Based on this ATR dependency, we hence argue that MM cells might be particularly vulnerable to the effects of specific DNA lesions, such as ICL (where ATR is requested), while being resilient to others, such as DSB. In fact, tumors may be preferentially sensitive to compounds targeting specific branches of the DNA response. For example, drugs triggering ICL have found prominent therapeutic applications in specific cancer subtypes, which include other chronic haematological cancers such as chronic lymphocytic leukaemia and lymphomas, but also tumors of epithelial origin such as ovarian cancer, a subset of colon carcinoma and a few other selected cancers.31 In fact, when we assayed VX-970, alone or in combination with melphalan, in other two commonly used cancer tumor cell lines, cervical cancer HeLa and osteosarcoma U2OS cells, we found widely different sensitivity to these treatments (Online Supplementary Figure S14). We would then argue that a yet-to-be-characterized subset (or subgroups within) of cancer types may rely extensively on ATR for their survival, potentially being dependant on it. Additional ad hoc studies would be required to demonstrate this potential dependency.

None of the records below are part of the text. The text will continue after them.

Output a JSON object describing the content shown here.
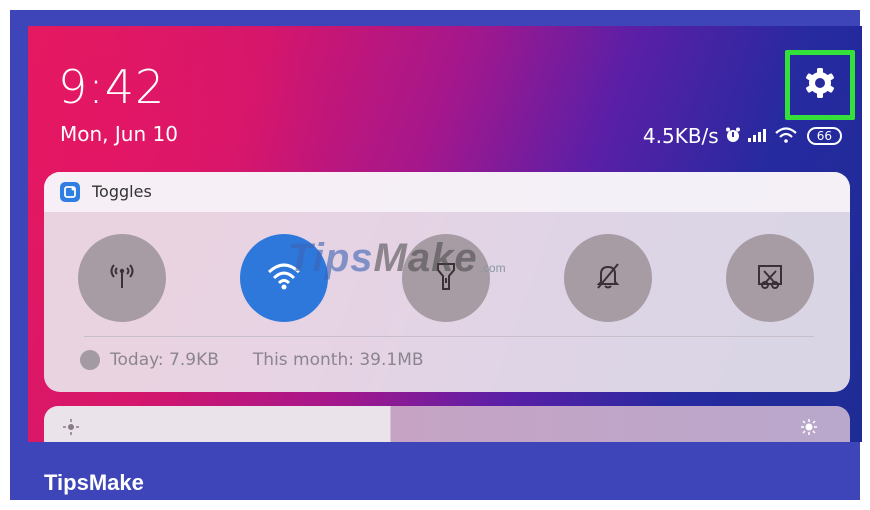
{
  "status_bar": {
    "time": "9:42",
    "date": "Mon, Jun 10",
    "network_speed": "4.5KB/s",
    "battery_level": "66",
    "icons": [
      "alarm-icon",
      "signal-icon",
      "wifi-icon",
      "battery-icon"
    ]
  },
  "settings": {
    "icon": "gear-icon",
    "highlight_color": "#34e03a"
  },
  "panel": {
    "title": "Toggles",
    "toggles": [
      {
        "icon": "hotspot-icon",
        "active": false
      },
      {
        "icon": "wifi-icon",
        "active": true
      },
      {
        "icon": "flashlight-icon",
        "active": false
      },
      {
        "icon": "silent-bell-icon",
        "active": false
      },
      {
        "icon": "screenshot-icon",
        "active": false
      }
    ],
    "usage": {
      "today": "Today: 7.9KB",
      "month": "This month: 39.1MB"
    }
  },
  "watermark": {
    "part1": "Tips",
    "part2": "Make",
    "suffix": ".com"
  },
  "footer": {
    "brand": "TipsMake"
  },
  "colors": {
    "accent_blue": "#2e78dc",
    "frame_blue": "#3d45b8",
    "highlight_green": "#34e03a"
  }
}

Recently, the phosphatase CDC25A has been described as a determinant of the sensitivity to ATR inhibitors in several tumor cell lines and has been proposed as a potential biomarker to rationalize the use of ATR inhibitors in cancer therapy.32 However, it appears that CDC25A exerts a different role in MM, as the reduced expression of the protein did not impact on the sensitivity of MM cells to the treatment with VX-970 either alone or in combination with melphalan (Online Supplementary Figure S15).
The development of resistance to ICL-inducing drugs is a pervasive plague.33 Our data confirm and expand on previous data on MM34 and other cancers,35 showing how ATR inhibition can overcome melphalan resistance in MM. Intriguingly, a synergy between melphalan and VX-970 was evident even in cases resistant to the treatment with melphalan alone, suggesting a potential role for ATR inhibition in patients overtly resistant to ICL-inducing drugs.
In MM, acquired melphalan resistance has been linked to a reduction of melphalan-induced ICL, and most notably to an overall increase in the gene expression levels of the FA pathway.36 Therefore, the inhibition of ATR might supress the compensatory mechanism elicited by the increase activity of the FA pathway.
In this study we sought to identify additional synthetic tumor cells specific lethal approaches, beyond the PARP1 and BRCA1/2 axis, whereby the combination of DNA damaging agents commonly used in the clinic to treat MM could be associated with novel interventions, to prevent cells from repairing DNA and hence trigger apoptosis. We found that the inhibition of ATR was highly synergistic with ICL-inducing melphalan, strongly warranting the clinical exploitation of VX-970 in combination with melphalan as a therapy in MM patients, irrespectively of their resistance to melphalan, and the replicative stress and ongoing DNA damage of their tumor cells.